Core functionalities of MFT include secure transmission and data storage coupled with reporting and auditing of data activities. MFT differs from all other types of infrastructure in that it allows the transfer of very large files. Businesses use MFT over public networks to exchange large amounts of data with business partners across different sites, regions, and time zones safely, reliably, and quickly.
The protection of sensitive data should have high priority for any user. Whereas US citizens and businesses are guided by a "patchwork quilt of … sector-specific privacy laws" , members of the European Union are protected by Directive 95/46/EC , due to be updated for the digital age , with supplemental legislation in individual member countries (e.g., the Federal Data Protection Act of Germany ).
Additional provisions, such as non-disclosure agreements (NDAs) and payment card industry (PCI) and International Organization for Standards (ISO) regulations also inform data security. Finally, mandatory internal and external requirements, such as the Sarbanes-Oxley Act (SOX) , PCI-DSS , ISO 27001 , and Basel II , ensure technical and organizational compliance. Ultimately, each corporation must ensure that it encrypts data in motion (for file transfer) and at rest, thanks to safe (intermediate) storage.
Germany's Federal Office for Security in Information Technology (BSI) makes some recommendations in its overview paper on online storage from November 2012 : "If sensitive data are transmitted over unsecured networks, consideration must be given to the use of reliable encryption methods." The BSI also explicitly mentions a particular function that is often offered in conjunction with MFT systems – cloud storage – on which users rely for file sharing or collaboration. Whereas individuals often use free Google tools or cloud services, such as Dropbox, Duplicati, and others, companies prefer more secure services and technologies alongside these offerings.
Managed File Transfer
All MFT solutions are similar: They consist of a server on which files of any size can be provided and a system that manages the access and usage rights. The main difference between MFT and insecure technologies is that files are encrypted for storage on the server and are not accessible to unauthorized persons. With MFT, the data is encrypted on the sender's side, and only the authorized recipient can download and decrypt the files. Data is safe not only during transport, but also in temporary storage.

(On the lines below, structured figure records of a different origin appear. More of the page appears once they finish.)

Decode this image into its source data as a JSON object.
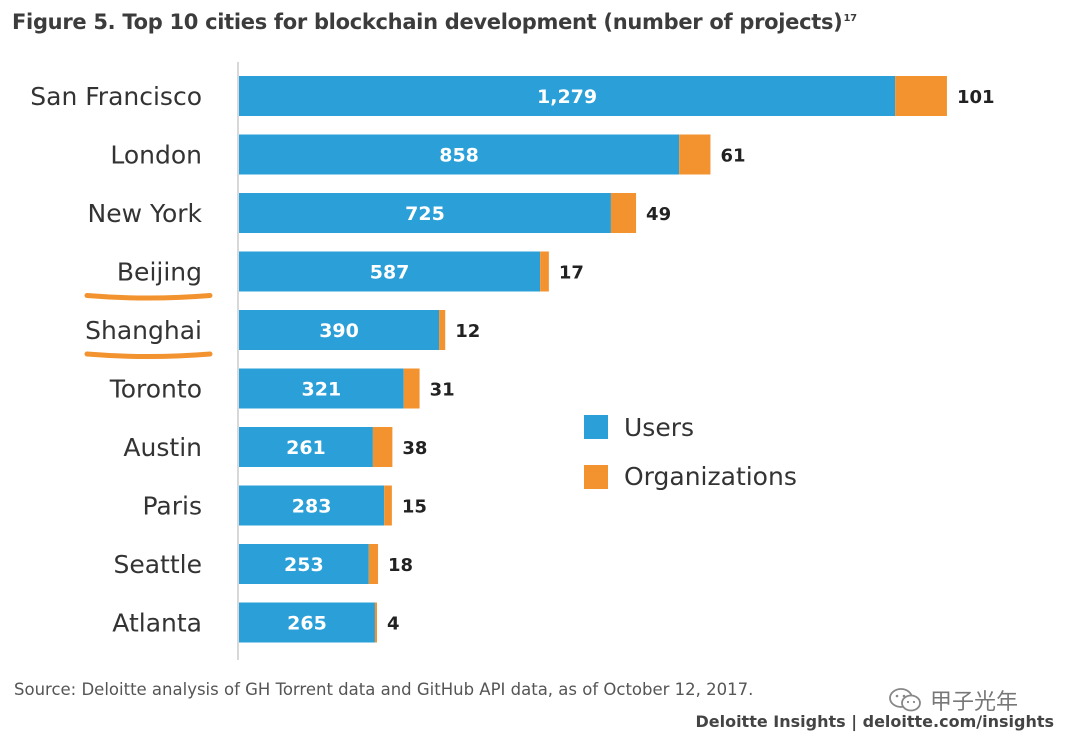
{
  "title": "Figure 5. Top 10 cities for blockchain development (number of projects)",
  "title_superscript": "17",
  "source": "Source: Deloitte analysis of GH Torrent data and GitHub API data, as of October 12, 2017.",
  "brand": "Deloitte Insights | deloitte.com/insights",
  "watermark": "甲子光年",
  "colors": {
    "users": "#2a9fd8",
    "organizations": "#f2932f",
    "highlight": "#f2932f",
    "axis": "#cccccc"
  },
  "chart_data": {
    "type": "bar",
    "orientation": "horizontal",
    "stacked": true,
    "categories": [
      "San Francisco",
      "London",
      "New York",
      "Beijing",
      "Shanghai",
      "Toronto",
      "Austin",
      "Paris",
      "Seattle",
      "Atlanta"
    ],
    "series": [
      {
        "name": "Users",
        "values": [
          1279,
          858,
          725,
          587,
          390,
          321,
          261,
          283,
          253,
          265
        ],
        "labels": [
          "1,279",
          "858",
          "725",
          "587",
          "390",
          "321",
          "261",
          "283",
          "253",
          "265"
        ]
      },
      {
        "name": "Organizations",
        "values": [
          101,
          61,
          49,
          17,
          12,
          31,
          38,
          15,
          18,
          4
        ],
        "labels": [
          "101",
          "61",
          "49",
          "17",
          "12",
          "31",
          "38",
          "15",
          "18",
          "4"
        ]
      }
    ],
    "highlighted_categories": [
      "Beijing",
      "Shanghai"
    ],
    "legend_position": "right",
    "grid": false
  }
}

When choosing the encryption strength of the MFT system, you should opt for the secure 256-bit AES standard. Some solutions have a additional security option involving data segmentation, wherein the files are divided into small segments before transmission, transmitted in random order, and re-assembled by the recipient.

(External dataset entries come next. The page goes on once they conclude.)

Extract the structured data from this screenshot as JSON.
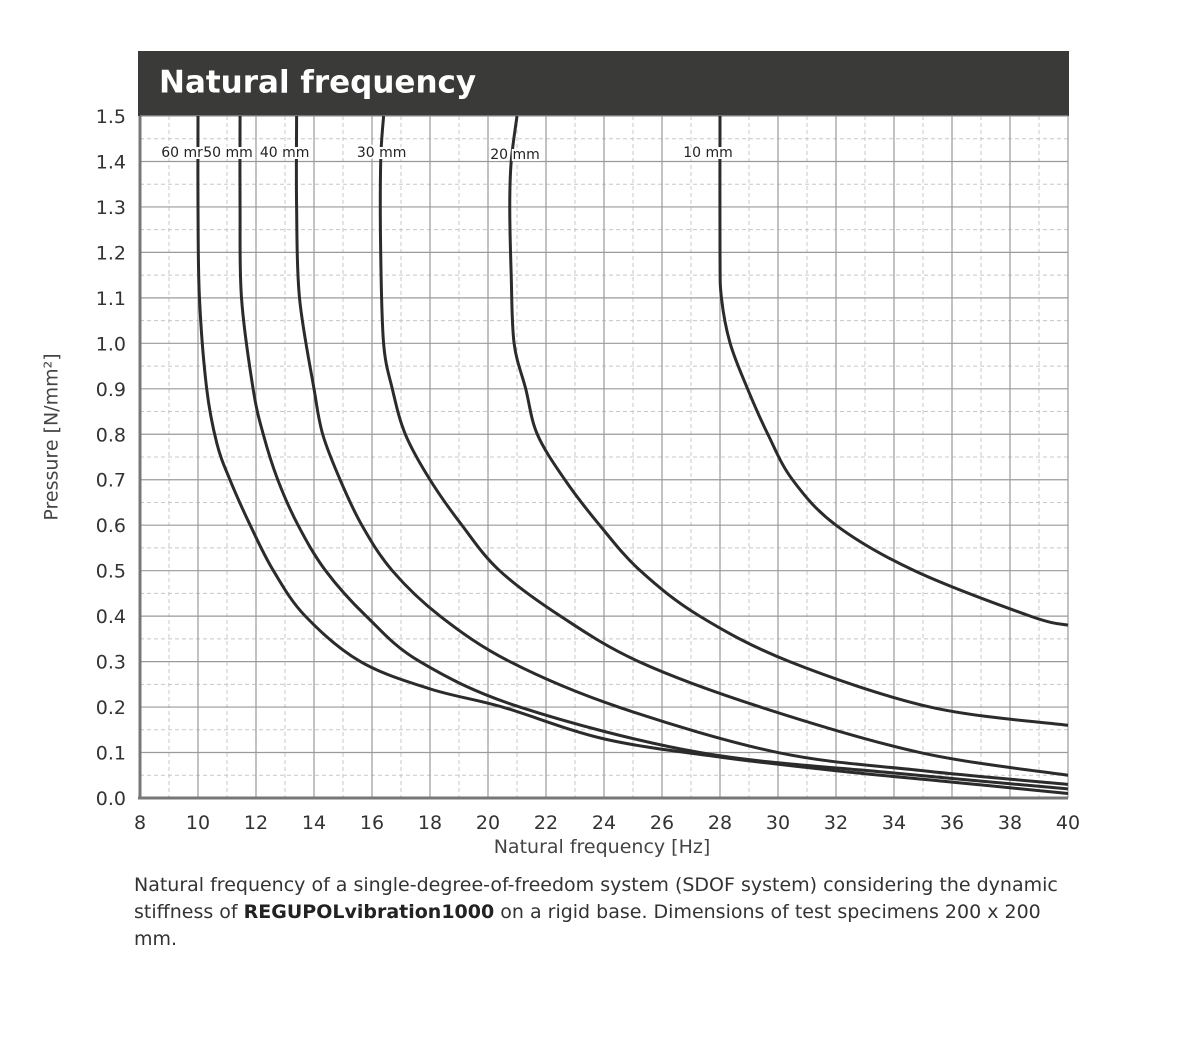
{
  "chart_data": {
    "type": "line",
    "title": "Natural frequency",
    "x_label": "Natural frequency [Hz]",
    "y_label": "Pressure [N/mm²]",
    "xlim": [
      8,
      40
    ],
    "xticks": [
      8,
      10,
      12,
      14,
      16,
      18,
      20,
      22,
      24,
      26,
      28,
      30,
      32,
      34,
      36,
      38,
      40
    ],
    "ylim": [
      0,
      1.5
    ],
    "yticks": [
      {
        "value": 0,
        "label": "0.0"
      },
      0.1,
      0.2,
      0.3,
      0.4,
      0.5,
      0.6,
      0.7,
      0.8,
      0.9,
      {
        "value": 1,
        "label": "1.0"
      },
      1.1,
      1.2,
      1.3,
      1.4,
      1.5
    ],
    "grid": true,
    "minor_grid": true,
    "series": [
      {
        "name": "60 mm",
        "color": "#2b2b2b",
        "x": [
          10.0,
          10.0,
          10.05,
          10.3,
          10.65,
          11.1,
          11.8,
          12.6,
          13.7,
          15.6,
          18.0,
          20.5,
          24,
          28,
          32,
          36,
          40
        ],
        "values": [
          1.5,
          1.3,
          1.1,
          0.9,
          0.78,
          0.7,
          0.6,
          0.5,
          0.4,
          0.3,
          0.24,
          0.2,
          0.13,
          0.09,
          0.06,
          0.035,
          0.01
        ]
      },
      {
        "name": "50 mm",
        "color": "#2b2b2b",
        "x": [
          11.45,
          11.45,
          11.5,
          11.9,
          12.25,
          12.75,
          13.45,
          14.4,
          15.8,
          17.65,
          21.1,
          27.3,
          34,
          40
        ],
        "values": [
          1.5,
          1.3,
          1.1,
          0.9,
          0.8,
          0.7,
          0.6,
          0.5,
          0.4,
          0.3,
          0.2,
          0.1,
          0.055,
          0.02
        ]
      },
      {
        "name": "40 mm",
        "color": "#2b2b2b",
        "x": [
          13.4,
          13.4,
          13.5,
          14.0,
          14.3,
          14.9,
          15.65,
          16.7,
          18.35,
          20.75,
          24.5,
          30,
          35,
          40
        ],
        "values": [
          1.5,
          1.3,
          1.1,
          0.9,
          0.8,
          0.7,
          0.6,
          0.5,
          0.4,
          0.3,
          0.2,
          0.1,
          0.06,
          0.03
        ]
      },
      {
        "name": "30 mm",
        "color": "#2b2b2b",
        "x": [
          16.4,
          16.3,
          16.3,
          16.4,
          16.7,
          17.15,
          18.0,
          19.1,
          20.4,
          22.5,
          25.2,
          29.4,
          34.9,
          40
        ],
        "values": [
          1.5,
          1.4,
          1.2,
          1.0,
          0.9,
          0.8,
          0.7,
          0.6,
          0.5,
          0.4,
          0.3,
          0.2,
          0.1,
          0.05
        ]
      },
      {
        "name": "20 mm",
        "color": "#2b2b2b",
        "x": [
          21.0,
          20.8,
          20.75,
          20.8,
          20.9,
          21.3,
          21.7,
          22.65,
          23.85,
          25.25,
          27.3,
          30.4,
          35.25,
          40
        ],
        "values": [
          1.5,
          1.4,
          1.3,
          1.15,
          1.0,
          0.9,
          0.8,
          0.7,
          0.6,
          0.5,
          0.4,
          0.3,
          0.2,
          0.16
        ]
      },
      {
        "name": "10 mm",
        "color": "#2b2b2b",
        "x": [
          28.0,
          28.0,
          28.05,
          28.35,
          28.95,
          29.65,
          30.5,
          32.0,
          34.7,
          38.7,
          40
        ],
        "values": [
          1.5,
          1.2,
          1.1,
          1.0,
          0.9,
          0.8,
          0.7,
          0.6,
          0.5,
          0.4,
          0.38
        ]
      }
    ],
    "caption": [
      "Natural frequency of a single-degree-of-freedom system (SDOF system) considering the dynamic stiffness of ",
      "REGUPOLvibration1000",
      " on a rigid base. Dimensions of test specimens 200 x 200 mm."
    ]
  }
}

This method is known as "managed" file transfer because, generally, either the sender communicates the available file downloads by email, or the managing system runs checks against a personal overview. This function is used in many solutions as proof of the successful delivery of data to the receiver. Logging ensures additional security because logfile analysis can detect transmission errors or unclaimed downloads and inform the consignor accordingly.
Typically, you can also limit the validity of files. In this case, a file can be downloaded up to a certain date or only a certain number of times. These management functions, compared with FTP and the like, represent added value and allow reliable proof of delivery.
Documents sent by MFT via email are not subject to the usual size restrictions. When sensitive information or a large attached file is sent by the user, the email body and the attachment are decoupled. Only a link in the email refers to the attachment; physically, it usually remains encrypted in local storage on an MFT drive or server.
The email recipient can then download by clicking the link to the encrypted file on the sender's MFT server. Integrated upstream authentication is also possible for highly confidential files, wherein the recipient logs on to an MFT portal and then downloads the file after their access credentials have been verified. Normally, the sender receives a message about the attachment being downloaded successfully.
A solution built into Exchange is capable of rules-based classification, wherein predefined policies determine, before transmission, whether a certain file is classified as confidential. Rules can be based, for example, on the sender address, recipient address, file type of the attachment, attachment size, or original location of the attachment. In this way, internal mail can be treated differently from external mail, for example. Some MFT solutions provide widgets for the reception of files from third-party companies, supporting file exchange through internal MFT servers.